L’homme de demain est génétiquement modifié, augmenté, évolué et cherche dans les étoiles d’autres lieux où développer son espèce. La musique des sphères propose une vision particulièrement originale de ce que pourrait être notre futur.

L’homme de demain vit dans un environnement hostile qu’il a souvent détruit lui-même, comme le décrivent quelques nouvelles explorant ce que pourraient devenir nos existences dans un tel contexte, parfois avec beaucoup de sensibilité, comme c’est le pas par exemple pour Le cœur sous la cloche.

Mais l’homme de demain n’est pas politique, et c’est sans doute ce qui m’a le plus manqué, frustrée dans ce recueil.

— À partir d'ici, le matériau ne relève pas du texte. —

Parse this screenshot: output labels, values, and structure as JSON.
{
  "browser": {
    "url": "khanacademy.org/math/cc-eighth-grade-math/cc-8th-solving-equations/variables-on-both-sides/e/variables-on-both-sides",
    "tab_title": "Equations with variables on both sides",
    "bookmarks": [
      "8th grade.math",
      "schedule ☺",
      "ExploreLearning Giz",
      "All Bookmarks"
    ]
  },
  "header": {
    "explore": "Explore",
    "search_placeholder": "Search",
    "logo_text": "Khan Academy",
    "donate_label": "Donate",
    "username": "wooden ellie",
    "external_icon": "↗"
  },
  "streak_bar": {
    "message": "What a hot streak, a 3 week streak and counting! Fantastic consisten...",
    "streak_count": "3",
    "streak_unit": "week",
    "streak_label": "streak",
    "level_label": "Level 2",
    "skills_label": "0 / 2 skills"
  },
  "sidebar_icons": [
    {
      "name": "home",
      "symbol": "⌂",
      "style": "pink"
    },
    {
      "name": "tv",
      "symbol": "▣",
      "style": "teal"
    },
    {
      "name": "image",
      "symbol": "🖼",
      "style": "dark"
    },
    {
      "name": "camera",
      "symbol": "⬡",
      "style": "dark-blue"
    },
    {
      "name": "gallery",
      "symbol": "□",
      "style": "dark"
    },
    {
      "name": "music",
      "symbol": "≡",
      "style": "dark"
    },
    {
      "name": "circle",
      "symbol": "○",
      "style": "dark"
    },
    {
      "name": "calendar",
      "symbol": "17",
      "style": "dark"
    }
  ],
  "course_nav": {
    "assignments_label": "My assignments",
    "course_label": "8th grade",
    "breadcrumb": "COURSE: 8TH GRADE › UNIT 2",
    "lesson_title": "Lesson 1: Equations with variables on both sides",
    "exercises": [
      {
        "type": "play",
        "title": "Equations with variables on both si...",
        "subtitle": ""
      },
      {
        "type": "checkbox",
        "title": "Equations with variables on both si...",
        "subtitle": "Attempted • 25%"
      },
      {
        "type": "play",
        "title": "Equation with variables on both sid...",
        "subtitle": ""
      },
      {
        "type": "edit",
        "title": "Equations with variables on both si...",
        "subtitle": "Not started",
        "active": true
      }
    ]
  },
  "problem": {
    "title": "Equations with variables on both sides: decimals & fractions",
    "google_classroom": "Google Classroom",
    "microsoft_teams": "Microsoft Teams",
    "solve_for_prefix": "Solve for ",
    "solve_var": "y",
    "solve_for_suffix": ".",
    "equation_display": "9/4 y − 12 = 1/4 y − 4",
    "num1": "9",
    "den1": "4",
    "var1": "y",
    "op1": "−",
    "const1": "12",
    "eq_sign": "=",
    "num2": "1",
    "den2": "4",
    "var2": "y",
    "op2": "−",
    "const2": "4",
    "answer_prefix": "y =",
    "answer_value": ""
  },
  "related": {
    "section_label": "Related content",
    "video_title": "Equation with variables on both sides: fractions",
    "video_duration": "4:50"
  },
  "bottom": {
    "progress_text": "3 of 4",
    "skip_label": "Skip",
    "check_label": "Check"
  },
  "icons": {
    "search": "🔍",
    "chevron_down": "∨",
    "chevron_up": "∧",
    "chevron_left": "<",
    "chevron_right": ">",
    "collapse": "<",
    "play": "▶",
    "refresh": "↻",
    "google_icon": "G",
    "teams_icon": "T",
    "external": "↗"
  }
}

Quand on me dit “l’homme de demain”, j’essaye d’imaginer ceux que nous serons dans quelques années, et ce thème n’est absolument pas abordé dans l’anthologie. Tous les textes présentés se passent dans relativement longtemps et ne soulèvent pour la plupart aucune problématique véritablement actuelle. Les sujets ne manquent pourtant pas : migrations de masse, relations homme – animal ou homme – femme, économie, gouvernements… J’aurais pensé trouver plus de textes engagés, décrivant un univers dangereusement proche du nôtre, des histoires dépeignant un monde qui se veut futur pour mieux dénoncer les problèmes du présent.

Ma frustration est issue de ce décalage entre ce que j’attendais et la réalité de ce recueil.

J’ai pourtant pris plaisir à lire ces textes, tous sans exception. Les styles et les histoires sont tous de bonne qualité, aucun ne m’a déplu.

Voici ceux que j’ai préférés (dans l’ordre d’apparition) :

La frontière des rêves, de Tesha Garisaki, qui revisite Philip K. Dick et Inception d’une façon intelligente et interroge la réalité

Paradise 4, d’Émilie Querbalec, une des nouvelles les plus originales de ce recueil, à l’écriture poétique

Caraville, de Nelly Chadour qui, s’il rappelle un peu trop Mad Max ou le Transperceneige, reste lui aussi l’un des textes abordant notre avenir de la façon la plus originale

Patrino, de Vincent Leclerc, qui propose une métaphore fascinante entre le corps humain et la ville qu’il décrit

En définitive, malgré les quelques différences entre ce que j’imaginais et la réalité de ce recueil, je m’y suis agréablement plongée et ne regrette pas de l’avoir lu.